As the precursor awards continue unabated through the month of December, I’m going to be providing a weekly update highlighting the films that have won and lost momentum through the precursor awards.
But, before we get into this week’s winners and losers, let’s take a look at what’s coming up this week:
Tue., Jan. 7 – Directors Guild Nominations
Wed., Jan. 8 – Academy Awards Voting Ends
Wed., Jan. 8 – British Academy Nominations
Wed., Jan. 8 – Cinematographers Nominations
Thu., Jan. 9 – Art Directors Guild Nominations
Thu., Jan. 9 – Costume Designers Guild Nominations
Thu., Jan. 9 – USC Scripter Nominations
Fri., Jan. 10 – Editors Guild Nominations
Sun., Jan. 12 – Golden Globe Awards
Mon., Jan. 13 – Visual Effects Society Nominations
Tue., Jan. 7 – Toronto Critics Reveal Best Canadian Film Winner (guesstimate)
Dallas Buyers Club. The film that would fit the typical Weinstein profile for “crowd-pleasing indie with a heart” turns out to be a Focus Features release, not The Weinstein Company. While Weinstein has struggled to define which of his five films to champion strongest, Focus has quietly propelled the Matthew McConaughey film into the spotlight. Picking up nominations from the Producers Guild of America and the Writers Guild of American, Dallas Buyers Club looks more and more like a solid Oscar candidate after all. It was thought to be a strong contender for two acting nominations, but Best Picture was tenuous at best. Now, not only is it set for a Best Picture nomination, a writing nod could also be in order alongside McConaughey and Jared Leto. Watch out for the DGA this week, Jean-Marc Vallee showing up would be a major blow to any number of other contenders, though I doubt he will make an appearance.
Lone Survivor received a Best Adapted Screenplay nomination from the Writers Guild of America but was a no-show for the Producers Guild of America nominations. While I am still dubious about the film’s chances, picking up a WGA nomination certainly gives it gravitas in approaching Oscar consideration. This is a definite win, but with half the major contenders in the Adapted Screenplay category ineligible by WGA rules, I wouldn’t put too much stock in this inclusion.

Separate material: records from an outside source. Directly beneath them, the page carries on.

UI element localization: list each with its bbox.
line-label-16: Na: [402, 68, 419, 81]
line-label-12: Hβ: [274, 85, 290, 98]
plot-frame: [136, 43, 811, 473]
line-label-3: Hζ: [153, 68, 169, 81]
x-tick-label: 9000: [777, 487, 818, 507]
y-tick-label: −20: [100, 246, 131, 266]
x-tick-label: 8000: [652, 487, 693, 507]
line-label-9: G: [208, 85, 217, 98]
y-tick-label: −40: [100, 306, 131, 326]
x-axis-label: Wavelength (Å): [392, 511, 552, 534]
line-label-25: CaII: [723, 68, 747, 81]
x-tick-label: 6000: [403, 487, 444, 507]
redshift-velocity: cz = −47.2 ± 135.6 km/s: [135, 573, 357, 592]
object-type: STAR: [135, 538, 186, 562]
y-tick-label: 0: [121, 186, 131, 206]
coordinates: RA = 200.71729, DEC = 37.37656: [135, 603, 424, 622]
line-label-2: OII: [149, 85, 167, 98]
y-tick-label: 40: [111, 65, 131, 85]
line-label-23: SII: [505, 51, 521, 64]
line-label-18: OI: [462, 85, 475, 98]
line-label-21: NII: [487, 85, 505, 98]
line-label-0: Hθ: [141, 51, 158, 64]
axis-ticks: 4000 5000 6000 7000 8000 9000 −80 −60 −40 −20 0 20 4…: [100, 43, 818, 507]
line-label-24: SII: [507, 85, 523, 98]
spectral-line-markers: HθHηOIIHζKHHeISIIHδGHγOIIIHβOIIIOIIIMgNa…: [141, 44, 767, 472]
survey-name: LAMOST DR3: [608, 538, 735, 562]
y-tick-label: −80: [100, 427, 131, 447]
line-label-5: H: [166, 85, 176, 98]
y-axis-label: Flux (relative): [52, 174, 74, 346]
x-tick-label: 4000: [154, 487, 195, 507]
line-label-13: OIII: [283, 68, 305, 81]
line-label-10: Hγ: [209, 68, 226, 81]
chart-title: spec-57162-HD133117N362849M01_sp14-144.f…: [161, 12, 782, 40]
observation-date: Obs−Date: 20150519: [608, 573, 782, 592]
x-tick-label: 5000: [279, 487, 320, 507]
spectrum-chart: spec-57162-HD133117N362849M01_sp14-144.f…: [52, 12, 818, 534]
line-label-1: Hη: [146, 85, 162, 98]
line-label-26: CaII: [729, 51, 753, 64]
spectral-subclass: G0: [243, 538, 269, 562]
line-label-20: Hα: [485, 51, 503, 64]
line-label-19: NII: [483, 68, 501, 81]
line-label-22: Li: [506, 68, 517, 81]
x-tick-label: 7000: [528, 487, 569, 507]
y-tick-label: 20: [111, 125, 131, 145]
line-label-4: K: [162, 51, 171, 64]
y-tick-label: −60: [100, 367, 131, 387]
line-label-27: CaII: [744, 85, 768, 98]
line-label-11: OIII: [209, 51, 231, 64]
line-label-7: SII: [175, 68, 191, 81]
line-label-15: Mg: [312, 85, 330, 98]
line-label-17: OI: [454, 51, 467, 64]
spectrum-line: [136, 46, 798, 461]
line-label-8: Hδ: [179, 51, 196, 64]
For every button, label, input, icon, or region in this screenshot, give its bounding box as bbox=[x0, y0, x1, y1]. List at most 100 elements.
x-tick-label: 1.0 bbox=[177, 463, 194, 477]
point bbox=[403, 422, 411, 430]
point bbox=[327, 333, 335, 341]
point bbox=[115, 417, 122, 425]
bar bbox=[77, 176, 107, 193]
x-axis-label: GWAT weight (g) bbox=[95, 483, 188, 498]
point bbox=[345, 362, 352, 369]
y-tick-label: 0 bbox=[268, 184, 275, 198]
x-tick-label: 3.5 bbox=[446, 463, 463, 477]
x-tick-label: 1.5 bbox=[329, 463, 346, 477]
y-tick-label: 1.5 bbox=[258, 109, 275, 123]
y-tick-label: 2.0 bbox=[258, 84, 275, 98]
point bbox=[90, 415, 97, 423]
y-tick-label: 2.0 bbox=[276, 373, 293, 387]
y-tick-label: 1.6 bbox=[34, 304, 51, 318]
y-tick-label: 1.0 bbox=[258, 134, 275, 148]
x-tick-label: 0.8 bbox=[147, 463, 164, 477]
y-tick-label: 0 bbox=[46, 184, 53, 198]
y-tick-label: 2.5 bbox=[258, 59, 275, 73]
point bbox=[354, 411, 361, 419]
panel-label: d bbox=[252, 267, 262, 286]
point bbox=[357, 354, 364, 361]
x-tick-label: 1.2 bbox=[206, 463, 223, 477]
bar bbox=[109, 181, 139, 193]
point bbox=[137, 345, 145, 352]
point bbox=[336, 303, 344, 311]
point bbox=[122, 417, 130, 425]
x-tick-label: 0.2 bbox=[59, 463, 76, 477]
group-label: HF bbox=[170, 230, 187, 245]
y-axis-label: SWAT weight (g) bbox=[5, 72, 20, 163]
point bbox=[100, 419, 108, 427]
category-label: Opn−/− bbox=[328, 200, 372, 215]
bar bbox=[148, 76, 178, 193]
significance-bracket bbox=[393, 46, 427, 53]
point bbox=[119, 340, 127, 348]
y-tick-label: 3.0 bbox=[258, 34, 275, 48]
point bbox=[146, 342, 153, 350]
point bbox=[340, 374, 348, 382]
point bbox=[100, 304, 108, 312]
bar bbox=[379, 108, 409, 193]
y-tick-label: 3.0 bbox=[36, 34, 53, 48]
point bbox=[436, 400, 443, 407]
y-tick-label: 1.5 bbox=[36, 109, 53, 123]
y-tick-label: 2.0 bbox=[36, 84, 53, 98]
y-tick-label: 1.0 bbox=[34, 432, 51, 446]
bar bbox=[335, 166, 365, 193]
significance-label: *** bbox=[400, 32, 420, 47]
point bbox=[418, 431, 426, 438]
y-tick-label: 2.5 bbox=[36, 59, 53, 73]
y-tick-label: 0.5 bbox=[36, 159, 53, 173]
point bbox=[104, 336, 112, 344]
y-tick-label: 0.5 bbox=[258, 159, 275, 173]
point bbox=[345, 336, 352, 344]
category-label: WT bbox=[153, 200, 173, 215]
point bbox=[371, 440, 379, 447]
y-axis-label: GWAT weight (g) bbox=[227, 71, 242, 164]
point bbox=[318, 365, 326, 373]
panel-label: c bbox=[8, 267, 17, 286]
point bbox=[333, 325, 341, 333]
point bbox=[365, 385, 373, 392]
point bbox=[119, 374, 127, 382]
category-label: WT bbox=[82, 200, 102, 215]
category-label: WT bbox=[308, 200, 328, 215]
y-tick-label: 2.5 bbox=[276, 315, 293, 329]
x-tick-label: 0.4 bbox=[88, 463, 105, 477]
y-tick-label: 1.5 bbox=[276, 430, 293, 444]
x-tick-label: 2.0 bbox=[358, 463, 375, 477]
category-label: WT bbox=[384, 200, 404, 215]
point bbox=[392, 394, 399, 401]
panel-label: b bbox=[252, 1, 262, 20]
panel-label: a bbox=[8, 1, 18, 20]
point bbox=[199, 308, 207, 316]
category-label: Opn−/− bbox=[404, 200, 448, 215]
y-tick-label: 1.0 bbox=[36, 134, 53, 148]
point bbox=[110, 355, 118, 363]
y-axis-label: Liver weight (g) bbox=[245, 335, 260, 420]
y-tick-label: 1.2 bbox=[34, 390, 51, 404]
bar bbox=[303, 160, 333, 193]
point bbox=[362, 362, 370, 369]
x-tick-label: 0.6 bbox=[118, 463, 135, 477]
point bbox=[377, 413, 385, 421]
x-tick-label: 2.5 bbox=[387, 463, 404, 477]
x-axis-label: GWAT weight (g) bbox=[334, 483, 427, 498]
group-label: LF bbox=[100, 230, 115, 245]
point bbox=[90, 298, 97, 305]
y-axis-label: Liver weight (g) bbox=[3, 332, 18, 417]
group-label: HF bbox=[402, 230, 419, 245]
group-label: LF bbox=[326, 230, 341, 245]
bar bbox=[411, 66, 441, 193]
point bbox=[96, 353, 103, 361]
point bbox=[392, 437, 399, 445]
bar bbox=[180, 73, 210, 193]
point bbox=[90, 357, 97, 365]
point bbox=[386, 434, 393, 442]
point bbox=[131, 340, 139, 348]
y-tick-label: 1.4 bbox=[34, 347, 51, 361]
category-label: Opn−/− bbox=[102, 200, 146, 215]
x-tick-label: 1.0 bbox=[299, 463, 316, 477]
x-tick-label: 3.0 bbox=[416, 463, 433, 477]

Inside Llewyn Davis may have won a slew of prizes from the National Society of Film Critics, muting its recent losses, there’s little doubt that the Coen Brothers’ film has suffered in recent weeks. Getting left off the Producers Guild and Writers Guild lists has to be quite disappointing. Even with its solid showing with the critics, the film hasn’t been developing the momentum a typical Best Picture nominee should have. However, this is a Scott Rudin production and he’s one of the heavy hitters in flogging year-end Best Picture contenders. It’s also worth noting that The Coen’s A Serious Man also failed to appear on the Producers Guild slate, but managed a Best Picture nomination in spite of that.
Harvey Weinstein has never struggled so mightily to find his precursor season footing. In typical years’ past, he’s had a small number of films to champion for Oscar consideration. This year, he came into the season with four to five selections that could be contender and he hasn’t been able to develop a consensus around any particular choice so far. Mandela: Long Walk to Freedom was marred by critics and has been non-present with the vast majority of precursors. August: Osage County has earned acting citations, but the film has been a definite no-show with critics also failing to find interest in it. Fruitvale Station had some success early in the year, especially with critics, but it almost feels like Weinstein had forgotten about the film’s potential and remembered too late to do anything. Lee Daniels’ The Butler has the pedigree to dominate, but has also been a misfire with critics and has received numerous blows from various groups this season. Philomena has been quietly building word of mouth and even showed up in the top ten at the box office a few weeks back. The film has gotten quite a bit of attention and could be the one he finally settles on, but is it too late? The Writers Guild didn’t recognize it and neither did the Producers Guild. Matter of fact, the Weinsteins were shut out of the PGA nominations and August, based on its legit pedigree was the only one of his films to show up at the WGA, though some of his films were ineligible.